Anna Cabre, Instituto de Ciencias del Mar, Barcelona, Spain and Irina Marinov, University of Pennsylvania, Department of Earth and Environmental Sciences, Philadelphia, PA, United States
Abstract:
Here we suggest a set of new “teleconnections” by which the Southern Ocean (SO) can induce anomalies in the tropical oceans and atmosphere. A 5000-year long control simulation in a coupled atmosphere‐ocean model (CM2Mc, a low-resolution GFDL model) shows a natural, highly regular multi-decadal oscillation between periods of SO open sea convection and non‐convective periods. This process happens naturally, with different frequencies and durations of convection across the majority of CMIP5 under preindustrial forcing (deLavergne et al., 2014).
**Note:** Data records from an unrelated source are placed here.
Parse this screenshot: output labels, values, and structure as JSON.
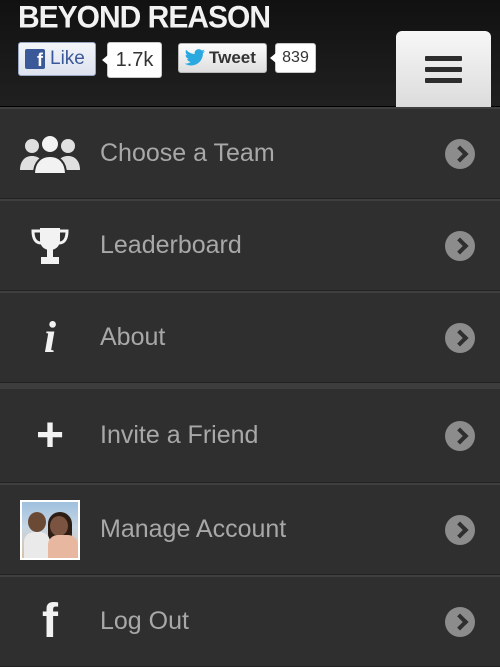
{
  "header": {
    "brand": "BEYOND REASON",
    "facebook": {
      "label": "Like",
      "count": "1.7k",
      "icon": "f"
    },
    "twitter": {
      "label": "Tweet",
      "count": "839"
    }
  },
  "menu": {
    "items": [
      {
        "label": "Choose a Team",
        "icon": "team-icon"
      },
      {
        "label": "Leaderboard",
        "icon": "trophy-icon"
      },
      {
        "label": "About",
        "icon": "info-icon",
        "glyph": "i"
      },
      {
        "label": "Invite a Friend",
        "icon": "plus-icon",
        "glyph": "+"
      },
      {
        "label": "Manage Account",
        "icon": "avatar"
      },
      {
        "label": "Log Out",
        "icon": "facebook-icon",
        "glyph": "f"
      }
    ]
  }
}
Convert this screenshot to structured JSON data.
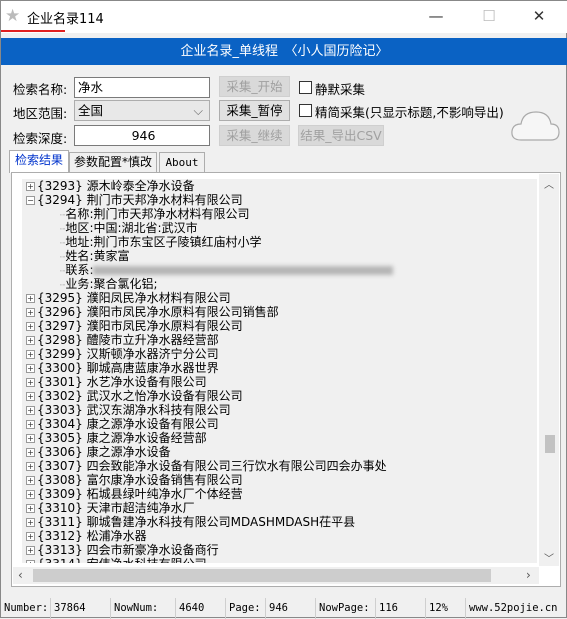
{
  "window": {
    "title": "企业名录114",
    "minimize": "—",
    "maximize": "☐",
    "close": "✕"
  },
  "banner": "企业名录_单线程　〈小人国历险记〉",
  "form": {
    "name_label": "检索名称:",
    "name_value": "净水",
    "region_label": "地区范围:",
    "region_value": "全国",
    "depth_label": "检索深度:",
    "depth_value": "946",
    "start_btn": "采集_开始",
    "pause_btn": "采集_暂停",
    "continue_btn": "采集_继续",
    "export_btn": "结果_导出CSV",
    "silent_label": "静默采集",
    "simple_label": "精简采集(只显示标题,不影响导出)"
  },
  "tabs": [
    "检索结果",
    "参数配置*慎改",
    "About"
  ],
  "tree": {
    "before": [
      {
        "id": "{3293}",
        "name": "源木岭泰全净水设备"
      }
    ],
    "expanded": {
      "id": "{3294}",
      "name": "荆门市天邦净水材料有限公司",
      "details": [
        {
          "k": "名称",
          "v": "荆门市天邦净水材料有限公司"
        },
        {
          "k": "地区",
          "v": "中国:湖北省:武汉市"
        },
        {
          "k": "地址",
          "v": "荆门市东宝区子陵镇红庙村小学"
        },
        {
          "k": "姓名",
          "v": "黄家富"
        },
        {
          "k": "联系",
          "v": ""
        },
        {
          "k": "业务",
          "v": "聚合氯化铝;"
        }
      ]
    },
    "after": [
      {
        "id": "{3295}",
        "name": "濮阳凤民净水材料有限公司"
      },
      {
        "id": "{3296}",
        "name": "濮阳市凤民净水原料有限公司销售部"
      },
      {
        "id": "{3297}",
        "name": "濮阳市凤民净水原料有限公司"
      },
      {
        "id": "{3298}",
        "name": "醴陵市立升净水器经营部"
      },
      {
        "id": "{3299}",
        "name": "汉斯顿净水器济宁分公司"
      },
      {
        "id": "{3300}",
        "name": "聊城高唐蓝康净水器世界"
      },
      {
        "id": "{3301}",
        "name": "水艺净水设备有限公司"
      },
      {
        "id": "{3302}",
        "name": "武汉水之怡净水设备有限公司"
      },
      {
        "id": "{3303}",
        "name": "武汉东湖净水科技有限公司"
      },
      {
        "id": "{3304}",
        "name": "康之源净水设备有限公司"
      },
      {
        "id": "{3305}",
        "name": "康之源净水设备经营部"
      },
      {
        "id": "{3306}",
        "name": "康之源净水设备"
      },
      {
        "id": "{3307}",
        "name": "四会致能净水设备有限公司三行饮水有限公司四会办事处"
      },
      {
        "id": "{3308}",
        "name": "富尔康净水设备销售有限公司"
      },
      {
        "id": "{3309}",
        "name": "柘城县绿叶纯净水厂个体经营"
      },
      {
        "id": "{3310}",
        "name": "天津市超洁纯净水厂"
      },
      {
        "id": "{3311}",
        "name": "聊城鲁建净水科技有限公司MDASHMDASH茌平县"
      },
      {
        "id": "{3312}",
        "name": "松浦净水器"
      },
      {
        "id": "{3313}",
        "name": "四会市新豪净水设备商行"
      },
      {
        "id": "{3314}",
        "name": "宏伟净水科技有限公司"
      }
    ]
  },
  "status": {
    "number_label": "Number:",
    "number": "37864",
    "nownum_label": "NowNum:",
    "nownum": "4640",
    "page_label": "Page:",
    "page": "946",
    "nowpage_label": "NowPage:",
    "nowpage": "116",
    "percent": "12%",
    "site": "www.52pojie.cn"
  },
  "progress_percent": 12,
  "colors": {
    "banner": "#0a62c4",
    "title_underline": "#e02020"
  }
}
In our model, oscillations in Weddell Sea convection drive multidecadal variability in SO and global SSTs, as well as SO heat storage, with convective decades warm due to the heat released from the Circumpolar Deep Water and non-convective decades cold due to subsurface heat storage. Convective pulses drive local SST and sea ice variations south of 60S, immediately triggering changes in the Ferrell and Hadley cells, atmospheric energy budget and cross-equatorial heat exchange, ultimately influencing the position of the Intertropical Convergence Zone and rain patterns in the tropics. Additionally, the SO convection pulse is propagated to the tropics and the North Atlantic MOC via oceanic pathways on relatively fast (decadal) timescales, in agreement with recent observational constraints.
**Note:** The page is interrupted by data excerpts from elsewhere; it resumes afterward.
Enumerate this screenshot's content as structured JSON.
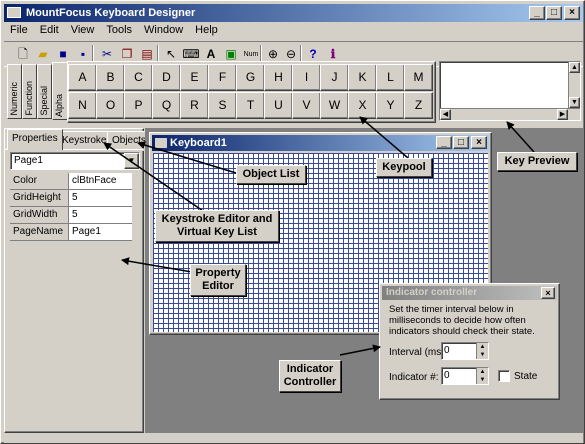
{
  "window": {
    "title": "MountFocus Keyboard Designer",
    "minimize": "_",
    "maximize": "□",
    "close": "×"
  },
  "menu": [
    "File",
    "Edit",
    "View",
    "Tools",
    "Window",
    "Help"
  ],
  "toolbar": {
    "text_tool": "A",
    "num_tool": "Num",
    "help": "?"
  },
  "keypool": {
    "tabs": [
      "Numeric",
      "Function",
      "Special",
      "Alpha"
    ],
    "keys": [
      "A",
      "B",
      "C",
      "D",
      "E",
      "F",
      "G",
      "H",
      "I",
      "J",
      "K",
      "L",
      "M",
      "N",
      "O",
      "P",
      "Q",
      "R",
      "S",
      "T",
      "U",
      "V",
      "W",
      "X",
      "Y",
      "Z"
    ]
  },
  "left_panel": {
    "tabs": [
      "Properties",
      "Keystrokes",
      "Objects"
    ],
    "page_select": "Page1",
    "properties": [
      {
        "name": "Color",
        "value": "clBtnFace"
      },
      {
        "name": "GridHeight",
        "value": "5"
      },
      {
        "name": "GridWidth",
        "value": "5"
      },
      {
        "name": "PageName",
        "value": "Page1"
      }
    ]
  },
  "keyboard_window": {
    "title": "Keyboard1"
  },
  "indicator": {
    "title": "Indicator controller",
    "description": "Set the timer interval below in milliseconds to decide how often indicators should check their state.",
    "interval_label": "Interval (ms):",
    "interval_value": "0",
    "indicator_label": "Indicator #:",
    "indicator_value": "0",
    "state_label": "State"
  },
  "callouts": {
    "object_list": "Object List",
    "keypool": "Keypool",
    "key_preview": "Key Preview",
    "keystroke_editor": "Keystroke Editor and Virtual Key List",
    "property_editor": "Property Editor",
    "indicator_controller": "Indicator Controller"
  },
  "colors": {
    "titlebar": "#0a246a",
    "face": "#d4d0c8",
    "grid": "#3a4a9a"
  }
}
Open sea convection is the major mode of Antarctic Bottom Water (AABW) formation in the CMIP5 models. Future improvements in the representation of shelf convection and sea‐ice interaction in the SO are a clear necessity. These model improvements should render the AABW representation more realistic, and might influence (a) the connectivity of the SO with the rest of the planet, as described above and (b) the oceanic and global carbon cycle, of which the AABW is a fundamental conduit.